Syncing setup is brainless and painless - there's a new preference section in Entourage in which you can individually enable syncing with iCal, Address Book and/or Notes through .Mac. Simple enough. A little while after I checked those options, the .Mac syncing engine offered a dialog asking if I would like to merge items between Entourage and Apple's apps, or if I would like to overwrite Entourage. I chose to overwrite, since I didn't have info in Entourage's database and I was simply curious about the app.

Somehow, some way, even though I told the engine to overwrite Entourage, my Address Book magically increased to 499 contacts after the first sync operation. Maybe it picked up all those extra friends from MySpace or something during the sync, because last I checked I only had 326 contacts in Address Book. Upon investigation, some of my contacts had split into separate cards, with information either duplicated or obliterated. Even better: I am subscribed to my fiancé's Address Book (with editing rights) through .Mac, as we're helping to keep each other's contacts up to date in preparation for sending out invitations. The Entourage sync not only mangled a seemingly random collection of her contacts, but it blew away all of her groups.

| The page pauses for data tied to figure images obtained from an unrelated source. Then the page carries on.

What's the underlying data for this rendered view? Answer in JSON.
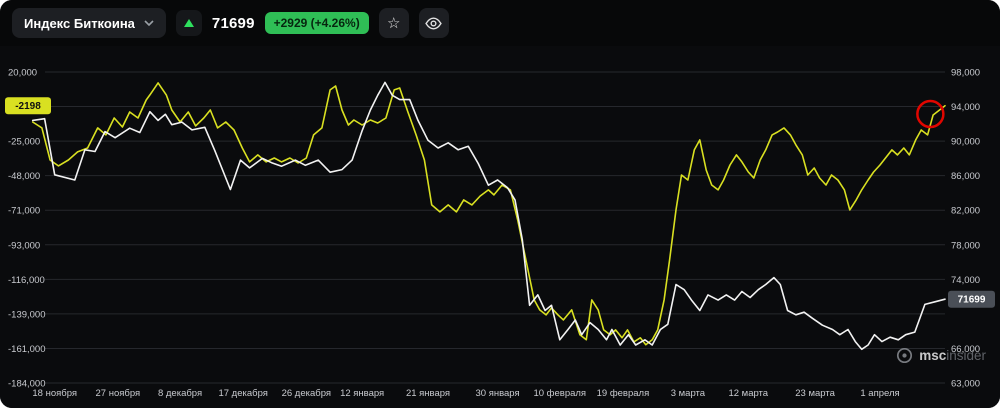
{
  "topbar": {
    "symbol": "Индекс Биткоина",
    "price": "71699",
    "change": "+2929 (+4.26%)"
  },
  "watermark": {
    "bold": "msc",
    "light": "insider"
  },
  "colors": {
    "line_yellow": "#d9e021",
    "line_white": "#f2f2f2",
    "grid": "#26282d",
    "axis_text": "#c9cbd0",
    "annotation_red": "#e10600",
    "green_badge_bg": "#2fbe56",
    "price_badge_bg": "#4a4f57",
    "background": "#0a0b0d"
  },
  "chart_data": {
    "type": "line",
    "title": "Индекс Биткоина",
    "grid_count": 10,
    "left_axis": {
      "top": 20000,
      "step_per_grid": 22750,
      "ticks": [
        {
          "grid": 0,
          "label": "20,000"
        },
        {
          "grid": 2,
          "label": "-25,000"
        },
        {
          "grid": 3,
          "label": "-48,000"
        },
        {
          "grid": 4,
          "label": "-71,000"
        },
        {
          "grid": 5,
          "label": "-93,000"
        },
        {
          "grid": 6,
          "label": "-116,000"
        },
        {
          "grid": 7,
          "label": "-139,000"
        },
        {
          "grid": 8,
          "label": "-161,000"
        },
        {
          "grid": 9,
          "label": "-184,000"
        }
      ]
    },
    "right_axis": {
      "top": 98000,
      "step_per_grid": 4000,
      "ticks": [
        {
          "grid": 0,
          "label": "98,000"
        },
        {
          "grid": 1,
          "label": "94,000"
        },
        {
          "grid": 2,
          "label": "90,000"
        },
        {
          "grid": 3,
          "label": "86,000"
        },
        {
          "grid": 4,
          "label": "82,000"
        },
        {
          "grid": 5,
          "label": "78,000"
        },
        {
          "grid": 6,
          "label": "74,000"
        },
        {
          "grid": 8,
          "label": "66,000"
        },
        {
          "grid": 9,
          "label": "63,000"
        }
      ]
    },
    "x_ticks": [
      {
        "x": 0.027,
        "label": "18 ноября"
      },
      {
        "x": 0.096,
        "label": "27 ноября"
      },
      {
        "x": 0.164,
        "label": "8 декабря"
      },
      {
        "x": 0.233,
        "label": "17 декабря"
      },
      {
        "x": 0.302,
        "label": "26 декабря"
      },
      {
        "x": 0.363,
        "label": "12 января"
      },
      {
        "x": 0.435,
        "label": "21 января"
      },
      {
        "x": 0.511,
        "label": "30 января"
      },
      {
        "x": 0.579,
        "label": "10 февраля"
      },
      {
        "x": 0.648,
        "label": "19 февраля"
      },
      {
        "x": 0.719,
        "label": "3 марта"
      },
      {
        "x": 0.785,
        "label": "12 марта"
      },
      {
        "x": 0.858,
        "label": "23 марта"
      },
      {
        "x": 0.929,
        "label": "1 апреля"
      }
    ],
    "annotation": {
      "type": "circle",
      "x": 0.984,
      "value": -7650,
      "axis": "left",
      "radius": 13,
      "color": "#e10600"
    },
    "series": [
      {
        "name": "yellow-index",
        "axis": "left",
        "color": "#d9e021",
        "current": -2198,
        "badge": "-2198",
        "points": [
          [
            0.003,
            -12900
          ],
          [
            0.013,
            -16800
          ],
          [
            0.022,
            -37900
          ],
          [
            0.031,
            -41800
          ],
          [
            0.042,
            -37900
          ],
          [
            0.052,
            -32600
          ],
          [
            0.063,
            -30000
          ],
          [
            0.074,
            -16800
          ],
          [
            0.083,
            -21400
          ],
          [
            0.092,
            -10300
          ],
          [
            0.101,
            -16200
          ],
          [
            0.109,
            -6300
          ],
          [
            0.118,
            -10300
          ],
          [
            0.127,
            1600
          ],
          [
            0.131,
            4900
          ],
          [
            0.14,
            12800
          ],
          [
            0.149,
            4900
          ],
          [
            0.155,
            -5000
          ],
          [
            0.164,
            -12900
          ],
          [
            0.173,
            -6300
          ],
          [
            0.181,
            -15500
          ],
          [
            0.19,
            -10300
          ],
          [
            0.197,
            -5000
          ],
          [
            0.205,
            -16800
          ],
          [
            0.214,
            -12900
          ],
          [
            0.223,
            -18200
          ],
          [
            0.232,
            -30000
          ],
          [
            0.24,
            -39200
          ],
          [
            0.249,
            -34600
          ],
          [
            0.258,
            -39200
          ],
          [
            0.267,
            -36600
          ],
          [
            0.275,
            -39200
          ],
          [
            0.284,
            -36600
          ],
          [
            0.293,
            -39900
          ],
          [
            0.302,
            -36600
          ],
          [
            0.31,
            -21400
          ],
          [
            0.319,
            -16800
          ],
          [
            0.328,
            8200
          ],
          [
            0.334,
            10800
          ],
          [
            0.341,
            -5000
          ],
          [
            0.348,
            -14900
          ],
          [
            0.354,
            -11600
          ],
          [
            0.363,
            -14900
          ],
          [
            0.372,
            -11600
          ],
          [
            0.38,
            -13600
          ],
          [
            0.389,
            -10300
          ],
          [
            0.398,
            8200
          ],
          [
            0.404,
            9500
          ],
          [
            0.413,
            -6300
          ],
          [
            0.422,
            -21400
          ],
          [
            0.431,
            -37900
          ],
          [
            0.439,
            -67500
          ],
          [
            0.448,
            -72100
          ],
          [
            0.457,
            -67500
          ],
          [
            0.466,
            -72100
          ],
          [
            0.474,
            -64200
          ],
          [
            0.483,
            -67500
          ],
          [
            0.492,
            -61600
          ],
          [
            0.501,
            -57600
          ],
          [
            0.507,
            -60900
          ],
          [
            0.516,
            -54400
          ],
          [
            0.525,
            -57600
          ],
          [
            0.533,
            -77400
          ],
          [
            0.542,
            -103700
          ],
          [
            0.551,
            -130000
          ],
          [
            0.557,
            -136600
          ],
          [
            0.564,
            -139900
          ],
          [
            0.57,
            -135300
          ],
          [
            0.577,
            -139900
          ],
          [
            0.583,
            -143200
          ],
          [
            0.592,
            -136600
          ],
          [
            0.601,
            -153000
          ],
          [
            0.608,
            -156300
          ],
          [
            0.614,
            -130000
          ],
          [
            0.621,
            -136600
          ],
          [
            0.627,
            -149800
          ],
          [
            0.634,
            -153000
          ],
          [
            0.64,
            -149800
          ],
          [
            0.647,
            -155000
          ],
          [
            0.653,
            -149800
          ],
          [
            0.66,
            -157700
          ],
          [
            0.667,
            -155000
          ],
          [
            0.673,
            -159600
          ],
          [
            0.68,
            -156300
          ],
          [
            0.686,
            -149800
          ],
          [
            0.693,
            -130000
          ],
          [
            0.699,
            -103700
          ],
          [
            0.706,
            -70800
          ],
          [
            0.712,
            -47800
          ],
          [
            0.719,
            -51100
          ],
          [
            0.726,
            -31300
          ],
          [
            0.732,
            -24700
          ],
          [
            0.739,
            -44500
          ],
          [
            0.745,
            -54400
          ],
          [
            0.752,
            -57600
          ],
          [
            0.758,
            -51100
          ],
          [
            0.765,
            -41200
          ],
          [
            0.772,
            -34600
          ],
          [
            0.778,
            -39200
          ],
          [
            0.785,
            -45800
          ],
          [
            0.791,
            -49800
          ],
          [
            0.798,
            -37900
          ],
          [
            0.804,
            -31300
          ],
          [
            0.811,
            -21400
          ],
          [
            0.817,
            -19500
          ],
          [
            0.824,
            -16800
          ],
          [
            0.831,
            -21400
          ],
          [
            0.837,
            -28000
          ],
          [
            0.844,
            -34600
          ],
          [
            0.85,
            -47800
          ],
          [
            0.857,
            -43200
          ],
          [
            0.863,
            -49800
          ],
          [
            0.87,
            -54400
          ],
          [
            0.876,
            -47800
          ],
          [
            0.883,
            -51100
          ],
          [
            0.89,
            -57600
          ],
          [
            0.896,
            -70800
          ],
          [
            0.903,
            -64200
          ],
          [
            0.909,
            -57600
          ],
          [
            0.916,
            -51100
          ],
          [
            0.922,
            -45800
          ],
          [
            0.929,
            -41200
          ],
          [
            0.935,
            -36600
          ],
          [
            0.942,
            -31300
          ],
          [
            0.948,
            -34600
          ],
          [
            0.955,
            -30000
          ],
          [
            0.961,
            -34600
          ],
          [
            0.968,
            -24700
          ],
          [
            0.974,
            -18200
          ],
          [
            0.981,
            -21400
          ],
          [
            0.987,
            -8300
          ],
          [
            0.993,
            -5500
          ],
          [
            1,
            -2198
          ]
        ]
      },
      {
        "name": "white-price",
        "axis": "right",
        "color": "#f2f2f2",
        "current": 71699,
        "badge": "71699",
        "points": [
          [
            0.003,
            92400
          ],
          [
            0.016,
            92600
          ],
          [
            0.027,
            86100
          ],
          [
            0.049,
            85500
          ],
          [
            0.06,
            89000
          ],
          [
            0.071,
            88800
          ],
          [
            0.082,
            91100
          ],
          [
            0.093,
            90400
          ],
          [
            0.109,
            91500
          ],
          [
            0.12,
            91000
          ],
          [
            0.131,
            93400
          ],
          [
            0.14,
            92400
          ],
          [
            0.148,
            93100
          ],
          [
            0.155,
            91900
          ],
          [
            0.166,
            92200
          ],
          [
            0.177,
            91300
          ],
          [
            0.191,
            91600
          ],
          [
            0.202,
            88900
          ],
          [
            0.219,
            84400
          ],
          [
            0.23,
            87800
          ],
          [
            0.24,
            86900
          ],
          [
            0.254,
            88000
          ],
          [
            0.264,
            87500
          ],
          [
            0.275,
            87100
          ],
          [
            0.29,
            87800
          ],
          [
            0.301,
            87200
          ],
          [
            0.315,
            87800
          ],
          [
            0.328,
            86400
          ],
          [
            0.341,
            86700
          ],
          [
            0.352,
            87800
          ],
          [
            0.363,
            91200
          ],
          [
            0.372,
            93600
          ],
          [
            0.38,
            95300
          ],
          [
            0.388,
            96800
          ],
          [
            0.396,
            95300
          ],
          [
            0.404,
            94800
          ],
          [
            0.415,
            94800
          ],
          [
            0.424,
            92400
          ],
          [
            0.435,
            90100
          ],
          [
            0.446,
            89200
          ],
          [
            0.457,
            89800
          ],
          [
            0.468,
            89000
          ],
          [
            0.479,
            89400
          ],
          [
            0.49,
            87400
          ],
          [
            0.501,
            84900
          ],
          [
            0.511,
            85500
          ],
          [
            0.522,
            84600
          ],
          [
            0.53,
            83200
          ],
          [
            0.538,
            78600
          ],
          [
            0.546,
            71000
          ],
          [
            0.555,
            72200
          ],
          [
            0.563,
            70400
          ],
          [
            0.57,
            71000
          ],
          [
            0.579,
            67000
          ],
          [
            0.588,
            68200
          ],
          [
            0.596,
            69300
          ],
          [
            0.603,
            67600
          ],
          [
            0.612,
            69000
          ],
          [
            0.621,
            68200
          ],
          [
            0.63,
            67000
          ],
          [
            0.636,
            68200
          ],
          [
            0.645,
            66400
          ],
          [
            0.654,
            67600
          ],
          [
            0.662,
            66400
          ],
          [
            0.672,
            67000
          ],
          [
            0.68,
            66400
          ],
          [
            0.689,
            68200
          ],
          [
            0.697,
            68800
          ],
          [
            0.706,
            73400
          ],
          [
            0.715,
            72800
          ],
          [
            0.723,
            71600
          ],
          [
            0.732,
            70400
          ],
          [
            0.741,
            72200
          ],
          [
            0.752,
            71600
          ],
          [
            0.761,
            72200
          ],
          [
            0.77,
            71600
          ],
          [
            0.778,
            72600
          ],
          [
            0.787,
            71900
          ],
          [
            0.796,
            72800
          ],
          [
            0.804,
            73400
          ],
          [
            0.813,
            74200
          ],
          [
            0.82,
            73400
          ],
          [
            0.828,
            70400
          ],
          [
            0.837,
            69900
          ],
          [
            0.846,
            70200
          ],
          [
            0.855,
            69500
          ],
          [
            0.866,
            68700
          ],
          [
            0.877,
            68200
          ],
          [
            0.885,
            67600
          ],
          [
            0.894,
            68200
          ],
          [
            0.902,
            66800
          ],
          [
            0.909,
            65900
          ],
          [
            0.916,
            66400
          ],
          [
            0.923,
            67600
          ],
          [
            0.931,
            66800
          ],
          [
            0.94,
            67300
          ],
          [
            0.949,
            67000
          ],
          [
            0.957,
            67600
          ],
          [
            0.967,
            67900
          ],
          [
            0.978,
            71100
          ],
          [
            0.989,
            71400
          ],
          [
            1,
            71699
          ]
        ]
      }
    ]
  }
}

Now before you fire off a snarling comment: yes, we have backups. I've turned into quite the backup nazi - but this post is more of a complaint and a warning about this new Entourage feature. Who knows if the mishap was the result of a .Mac syncing error or bug, but - call me biased if you gotta - I have a sneaking suspicion this had to do with an Office update that wasn't quite finished. I've never had an issue syncing anything else through .Mac, and that includes a lot of 3rd party stuff like Yojimbo, SOHO Notes and Transmit favorites.

So, boys and girls, the moral of the story is a classic: back your stuff up - and often (sub-moral: don't trust Microsoft, even if it is software from their Mac Business Unit).